To facilitate access to medical and school records, each recipient will reach out to local medical societies, public school systems, and private schools, to enlist their cooperation with the study. The recipient will ask for permission to abstract participants' medical records to confirm self-reported health outcomes. The recipient will also seek permission to abstract and compare children's school records to their behavioral assessment results. Based on ATSDR's experience from the Pease Study (OMB Control No. 0923-0061; expiration date 08/31/2022), ATSDR estimates that it will take 30 school administrators, 48 education specialists, 70 medical office administrators, and 150 adult and 50 pediatric medical record specialists to complete record abstractions across all study sites. The annual time burden for medical and educational record abstraction is estimated to be 2,490 hours.
The total annualized time burden requested is 7,960 hours. There is no cost to the respondents other than their time.

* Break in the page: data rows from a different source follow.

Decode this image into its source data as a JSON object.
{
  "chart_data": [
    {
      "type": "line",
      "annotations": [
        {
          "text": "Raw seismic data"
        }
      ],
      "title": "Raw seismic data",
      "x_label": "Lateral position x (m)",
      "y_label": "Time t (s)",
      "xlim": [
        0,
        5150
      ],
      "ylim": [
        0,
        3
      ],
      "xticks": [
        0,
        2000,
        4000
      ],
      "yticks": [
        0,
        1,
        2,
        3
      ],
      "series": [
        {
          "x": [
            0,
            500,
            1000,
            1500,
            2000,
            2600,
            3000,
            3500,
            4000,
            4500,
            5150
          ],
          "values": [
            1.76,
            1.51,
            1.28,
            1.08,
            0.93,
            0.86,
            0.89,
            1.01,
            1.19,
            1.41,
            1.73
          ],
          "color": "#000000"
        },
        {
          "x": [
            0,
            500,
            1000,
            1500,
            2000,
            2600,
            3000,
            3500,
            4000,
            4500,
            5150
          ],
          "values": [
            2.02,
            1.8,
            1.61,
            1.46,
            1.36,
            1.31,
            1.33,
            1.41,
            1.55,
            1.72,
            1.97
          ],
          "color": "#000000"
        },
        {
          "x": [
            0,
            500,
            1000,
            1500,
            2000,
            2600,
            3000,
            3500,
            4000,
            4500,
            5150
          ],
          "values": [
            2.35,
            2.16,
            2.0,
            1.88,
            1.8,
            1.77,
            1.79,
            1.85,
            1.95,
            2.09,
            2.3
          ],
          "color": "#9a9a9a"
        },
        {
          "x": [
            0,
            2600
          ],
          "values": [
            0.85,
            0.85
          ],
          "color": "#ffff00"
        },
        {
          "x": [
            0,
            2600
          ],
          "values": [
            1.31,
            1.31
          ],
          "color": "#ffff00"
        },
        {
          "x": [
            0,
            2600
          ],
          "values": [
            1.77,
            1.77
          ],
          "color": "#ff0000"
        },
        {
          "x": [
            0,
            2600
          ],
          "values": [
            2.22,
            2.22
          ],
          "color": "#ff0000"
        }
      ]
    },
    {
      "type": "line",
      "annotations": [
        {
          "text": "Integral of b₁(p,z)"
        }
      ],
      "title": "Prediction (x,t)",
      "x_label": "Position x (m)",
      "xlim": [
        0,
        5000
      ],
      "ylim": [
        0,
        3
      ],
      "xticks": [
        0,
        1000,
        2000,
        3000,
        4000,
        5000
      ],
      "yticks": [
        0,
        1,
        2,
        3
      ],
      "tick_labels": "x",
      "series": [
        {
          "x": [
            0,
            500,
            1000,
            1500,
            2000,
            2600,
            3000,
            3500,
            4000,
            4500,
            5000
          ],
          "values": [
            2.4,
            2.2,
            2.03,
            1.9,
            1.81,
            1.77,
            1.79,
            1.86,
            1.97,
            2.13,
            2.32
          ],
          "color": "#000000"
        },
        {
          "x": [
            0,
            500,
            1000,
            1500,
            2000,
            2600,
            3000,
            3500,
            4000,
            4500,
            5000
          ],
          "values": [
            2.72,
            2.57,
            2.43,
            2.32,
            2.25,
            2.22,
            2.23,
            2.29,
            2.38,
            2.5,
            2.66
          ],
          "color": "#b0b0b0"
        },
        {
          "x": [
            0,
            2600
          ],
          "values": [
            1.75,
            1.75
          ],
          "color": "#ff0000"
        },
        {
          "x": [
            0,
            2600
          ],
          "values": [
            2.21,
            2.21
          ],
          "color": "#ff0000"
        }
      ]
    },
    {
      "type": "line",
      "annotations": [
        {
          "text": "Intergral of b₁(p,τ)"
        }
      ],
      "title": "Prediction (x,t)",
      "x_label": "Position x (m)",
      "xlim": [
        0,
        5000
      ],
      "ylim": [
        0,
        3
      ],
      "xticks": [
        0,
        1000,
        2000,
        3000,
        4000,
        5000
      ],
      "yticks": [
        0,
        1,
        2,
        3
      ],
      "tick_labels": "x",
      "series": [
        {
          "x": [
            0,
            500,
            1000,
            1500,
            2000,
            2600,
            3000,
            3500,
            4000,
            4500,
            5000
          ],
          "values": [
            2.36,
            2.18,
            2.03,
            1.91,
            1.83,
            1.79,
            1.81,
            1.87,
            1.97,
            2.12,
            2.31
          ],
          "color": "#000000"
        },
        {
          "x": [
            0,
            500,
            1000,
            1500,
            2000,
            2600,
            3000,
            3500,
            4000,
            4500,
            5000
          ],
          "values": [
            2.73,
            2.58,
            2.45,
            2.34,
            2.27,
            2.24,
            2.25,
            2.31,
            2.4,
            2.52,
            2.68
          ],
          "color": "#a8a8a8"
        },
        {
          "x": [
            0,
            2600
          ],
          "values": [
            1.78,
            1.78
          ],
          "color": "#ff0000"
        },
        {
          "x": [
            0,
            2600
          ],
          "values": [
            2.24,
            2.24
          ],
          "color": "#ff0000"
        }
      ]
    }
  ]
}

Estimated Annualized Burden Hours
|Type of respondents||Form name||Number of respondents||Number of responses per
respondent||Average burden per
|Multi-site Study Participants||Eligibility Screening Script||7,982||1||10/60|
| ||Appointment Reminder Telephone Script||3,033||1||5/60|
| ||Update Contact Information Hardcopy Form||3,033||1||5/60|
| ||Medication List||3,033||1||3/60|
| ||Body and Blood Pressure Measures Form||3,033||1||5/60|
| ||Blood Draw and Urine Collection Form||3,033||1||10/60|
| ||Adult Questionnaire||2,333||1||30/60|
| ||Child Questionnaire—Long Form||560||1||30/60|
| ||Child Questionnaire—Short Form||140||1||15/60|
| ||Parent Neurobehavioral Test Battery||700||1||15/60|
| ||Child Neurobehavioral Test Battery||700||1||90/60|
|Medical Office Administrators||Request for Medical Record Abstraction||70||43||20/60|
|Medical Record Specialists||Medical Record Abstraction Form—Adult||150||16||20/60|
| ||Medical Record Abstraction Form—Child||50||14||20/60|
|School Administrators||Request for Child School Record Abstraction||30||23||20/60|
|Education Specialists||Child School Record Abstraction Form||48||15||20/60|
Start Printed Page 70547
Jeffrey M. Zirger,
Lead, Information Collection Review Office, Office of Scientific Integrity, Office of Science, Centers for Disease Control and Prevention.